Maxent is a machine learning method that fits wiggly functions to patterns in the data. Its great for exploring complex patterns. If you construct it with a particular set of decisions it becomes very similar to a simple GLM. ### MAXENT settings

In the Modeling Tab, select “Maxent” and under Algorithm, select “maxnet.” Then explore the various options below.

  • Select LQH features. These are the shapes that can be fit to the data:
    • L = Linear, e.g. temp + precip
    • Q = Quadratic, e.g. temp^2 + precip^2
    • P = Product, e.g. interaction terms of the form temp*precip
    • H = Hinge, e.g. piecewise linear functions. Taking all possible pairs of these between data points, you can build a very flexible function, similar to a GAM (generalized additive model).
    • T = Threshold, e.g. step functions between each pair of data points

  • Select regularization multipliers between 1-3
    • regularization is a way to reduce model complexity.
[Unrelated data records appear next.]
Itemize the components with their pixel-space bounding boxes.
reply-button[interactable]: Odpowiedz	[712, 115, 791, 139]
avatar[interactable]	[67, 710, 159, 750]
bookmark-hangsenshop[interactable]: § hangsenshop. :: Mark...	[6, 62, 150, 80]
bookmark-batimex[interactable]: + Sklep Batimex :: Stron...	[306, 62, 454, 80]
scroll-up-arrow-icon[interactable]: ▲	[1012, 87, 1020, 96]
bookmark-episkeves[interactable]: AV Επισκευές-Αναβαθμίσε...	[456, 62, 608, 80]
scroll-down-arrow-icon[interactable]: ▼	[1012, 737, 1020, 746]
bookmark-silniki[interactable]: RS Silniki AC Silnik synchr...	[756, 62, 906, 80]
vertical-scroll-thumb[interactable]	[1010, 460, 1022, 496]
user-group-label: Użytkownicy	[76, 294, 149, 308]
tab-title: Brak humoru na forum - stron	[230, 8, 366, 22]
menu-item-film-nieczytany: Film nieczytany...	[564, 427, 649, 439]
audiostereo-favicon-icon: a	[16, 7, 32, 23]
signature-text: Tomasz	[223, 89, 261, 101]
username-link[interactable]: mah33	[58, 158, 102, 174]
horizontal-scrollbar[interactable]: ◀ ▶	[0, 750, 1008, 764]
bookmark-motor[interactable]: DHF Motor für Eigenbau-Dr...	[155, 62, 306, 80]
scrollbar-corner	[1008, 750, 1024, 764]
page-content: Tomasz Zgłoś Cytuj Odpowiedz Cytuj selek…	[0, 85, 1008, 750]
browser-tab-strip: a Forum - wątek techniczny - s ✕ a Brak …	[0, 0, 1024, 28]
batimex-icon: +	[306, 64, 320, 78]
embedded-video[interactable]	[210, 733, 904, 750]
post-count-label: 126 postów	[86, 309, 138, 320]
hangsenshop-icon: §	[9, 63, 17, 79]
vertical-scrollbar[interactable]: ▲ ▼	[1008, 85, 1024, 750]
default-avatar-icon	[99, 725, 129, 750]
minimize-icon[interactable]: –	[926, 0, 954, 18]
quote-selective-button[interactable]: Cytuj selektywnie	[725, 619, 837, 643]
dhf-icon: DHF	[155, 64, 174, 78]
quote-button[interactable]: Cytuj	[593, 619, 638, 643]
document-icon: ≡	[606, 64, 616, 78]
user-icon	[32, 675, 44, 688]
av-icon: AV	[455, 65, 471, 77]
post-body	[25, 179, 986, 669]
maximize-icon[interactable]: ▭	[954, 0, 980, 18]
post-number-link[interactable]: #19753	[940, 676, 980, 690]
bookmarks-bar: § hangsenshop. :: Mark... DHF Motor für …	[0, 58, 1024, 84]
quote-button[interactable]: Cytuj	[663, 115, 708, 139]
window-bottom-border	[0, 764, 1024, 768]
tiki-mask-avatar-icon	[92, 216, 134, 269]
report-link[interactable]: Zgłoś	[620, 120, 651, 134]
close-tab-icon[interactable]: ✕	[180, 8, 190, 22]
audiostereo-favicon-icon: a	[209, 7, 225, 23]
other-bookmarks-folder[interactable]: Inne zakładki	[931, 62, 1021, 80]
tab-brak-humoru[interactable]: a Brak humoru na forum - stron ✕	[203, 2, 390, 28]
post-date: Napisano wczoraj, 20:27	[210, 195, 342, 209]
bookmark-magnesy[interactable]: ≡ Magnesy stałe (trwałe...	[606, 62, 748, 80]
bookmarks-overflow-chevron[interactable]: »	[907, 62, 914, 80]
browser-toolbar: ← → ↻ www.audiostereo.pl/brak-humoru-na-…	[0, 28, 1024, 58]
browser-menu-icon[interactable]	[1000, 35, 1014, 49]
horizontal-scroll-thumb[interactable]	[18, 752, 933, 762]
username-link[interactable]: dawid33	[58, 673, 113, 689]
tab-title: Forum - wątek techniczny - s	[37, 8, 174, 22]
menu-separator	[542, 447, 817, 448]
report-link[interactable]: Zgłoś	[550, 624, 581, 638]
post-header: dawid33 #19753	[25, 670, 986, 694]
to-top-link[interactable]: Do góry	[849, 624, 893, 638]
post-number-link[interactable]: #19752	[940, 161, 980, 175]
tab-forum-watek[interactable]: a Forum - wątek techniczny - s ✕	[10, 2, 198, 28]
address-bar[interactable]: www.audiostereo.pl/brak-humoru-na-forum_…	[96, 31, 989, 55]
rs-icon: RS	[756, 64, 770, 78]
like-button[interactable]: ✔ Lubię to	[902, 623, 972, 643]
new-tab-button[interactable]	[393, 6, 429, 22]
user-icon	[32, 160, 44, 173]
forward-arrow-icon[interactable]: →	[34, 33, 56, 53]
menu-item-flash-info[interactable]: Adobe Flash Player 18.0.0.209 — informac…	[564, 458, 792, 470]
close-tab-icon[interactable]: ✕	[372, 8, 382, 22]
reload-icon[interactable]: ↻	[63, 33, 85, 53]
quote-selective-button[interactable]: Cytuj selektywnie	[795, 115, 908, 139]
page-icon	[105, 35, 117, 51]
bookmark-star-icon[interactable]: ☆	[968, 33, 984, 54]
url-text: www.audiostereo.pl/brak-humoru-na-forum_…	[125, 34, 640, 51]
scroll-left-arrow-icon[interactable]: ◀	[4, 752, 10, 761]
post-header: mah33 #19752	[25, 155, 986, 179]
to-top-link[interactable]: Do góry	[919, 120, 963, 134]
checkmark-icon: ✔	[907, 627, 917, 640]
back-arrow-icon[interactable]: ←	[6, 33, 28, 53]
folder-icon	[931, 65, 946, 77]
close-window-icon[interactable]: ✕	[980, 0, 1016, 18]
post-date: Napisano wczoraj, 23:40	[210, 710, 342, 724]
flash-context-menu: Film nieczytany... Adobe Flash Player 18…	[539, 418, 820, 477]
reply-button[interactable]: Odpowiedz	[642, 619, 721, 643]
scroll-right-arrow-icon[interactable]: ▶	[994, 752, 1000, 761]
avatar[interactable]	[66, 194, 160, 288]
Higher values = smoother, less complex models. Its kind of like using AIC during model fitting to toss out certain predictors. Just ask for more details.
  • RM Step Value = 1
    • how large of step to take between values in the slide bar above.

In the figure below is the non-linear response curve for this species with BIO05 (Max Temperature of Warmest Month). The shape of this curve suggests that this species prefers mid-range temperatures (not too hot, not too cold).

The figure below shows the projected suitability of this species across the original domain using MAXENT.

Extracting the code

A major advantage of wallace compared to other GUI-based software is that you can extract all the code used to run the analysis. This allows you to recall what you did, share it, or modify it. The code is best extracted in R markdown format, which is a convienient format for combining R and text (and actually forms the basis of this website). Other formats are also available; for example Microsoft Word output mught be useful if you live in the ’90s.

To download the code, select Rmd and click Download. You may need to go to your R window and allow R to set up a cache to proceed. Extraction takes a minute; currently it has to rerun all the analyses we just did.

Now, you should have an .Rmd file that contains your complete analysis. Sometimes, if you make a bunch of mistakes while playing with the GUI, you might get an error when extracting the .Rmd.

Rmd files combine regular text with code chunks, shown by the red arrow below. Modules from wallace are indicated as headers denoted by ###. For a quick reference to Rmd syntax, see here


You will use the workflow detailed above to study how the distibution of a species could be affected by future climate change. You may select any species (or potentially use the sugar maple as outlined above).